I am new to hadoop. I want to know the difference between snapshot and fsimage used for file system state in hadoop. I heard that both do the same work. then what makes the difference between them?
HDFS has a master/slave architecture. An HDFS cluster consists of a single NameNode, a master server that manages the file system namespace and regulates access to files by clients. Any change to the file system namespace or its properties is recorded by the NameNode. The NameNode uses a transaction log called the EditLog to persistently record every change that occurs to file system metadata. For example, creating a new file in HDFS, change in replication factor, etc causes the NameNode to insert a record into the EditLog indicating this. The NameNode uses a file in its local host OS file system to store the EditLog.

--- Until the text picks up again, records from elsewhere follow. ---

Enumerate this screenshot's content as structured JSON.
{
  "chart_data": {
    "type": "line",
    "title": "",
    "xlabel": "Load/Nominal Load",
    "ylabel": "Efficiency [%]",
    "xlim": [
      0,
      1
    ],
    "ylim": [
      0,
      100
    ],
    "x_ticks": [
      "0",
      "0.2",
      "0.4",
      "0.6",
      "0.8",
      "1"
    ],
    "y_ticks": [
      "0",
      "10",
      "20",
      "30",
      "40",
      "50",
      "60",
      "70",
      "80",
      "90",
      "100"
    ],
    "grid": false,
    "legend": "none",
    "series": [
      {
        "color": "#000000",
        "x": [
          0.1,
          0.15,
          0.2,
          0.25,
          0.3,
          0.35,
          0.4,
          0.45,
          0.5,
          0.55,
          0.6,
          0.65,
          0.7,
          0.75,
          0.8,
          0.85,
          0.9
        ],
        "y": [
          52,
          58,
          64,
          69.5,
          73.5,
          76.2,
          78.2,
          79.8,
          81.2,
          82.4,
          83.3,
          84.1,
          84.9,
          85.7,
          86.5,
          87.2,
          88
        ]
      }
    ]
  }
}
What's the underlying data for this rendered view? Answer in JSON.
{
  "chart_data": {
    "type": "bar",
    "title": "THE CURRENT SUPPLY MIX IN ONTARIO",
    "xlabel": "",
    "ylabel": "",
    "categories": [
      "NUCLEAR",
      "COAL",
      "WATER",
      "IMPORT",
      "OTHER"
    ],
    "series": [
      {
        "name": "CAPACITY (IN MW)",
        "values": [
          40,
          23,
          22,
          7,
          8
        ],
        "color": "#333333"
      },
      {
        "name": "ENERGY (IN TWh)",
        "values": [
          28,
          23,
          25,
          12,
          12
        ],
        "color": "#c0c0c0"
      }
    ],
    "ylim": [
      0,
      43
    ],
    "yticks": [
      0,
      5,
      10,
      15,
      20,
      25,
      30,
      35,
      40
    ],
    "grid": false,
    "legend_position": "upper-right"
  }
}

FsImage and EditLog come hand in hand that's why this explanation. Now:
The entire file system namespace, including the mapping of blocks to files and file system properties, is stored in a file called the FsImage. The FsImage is stored as a file in the NameNode’s local file system.
Snapshots support storing a copy of data at a particular instant of time. A snapshot can be taken of the entire file system also. This does not involve copying of data but recording filesize, block info, etc to a snapshottable directory.
In very normal terms, FsImage stores the info as to where the data is stored, in how many blocks and related information while Snapshot stores the read-only image of the data/file system.
I hope this explains the difference.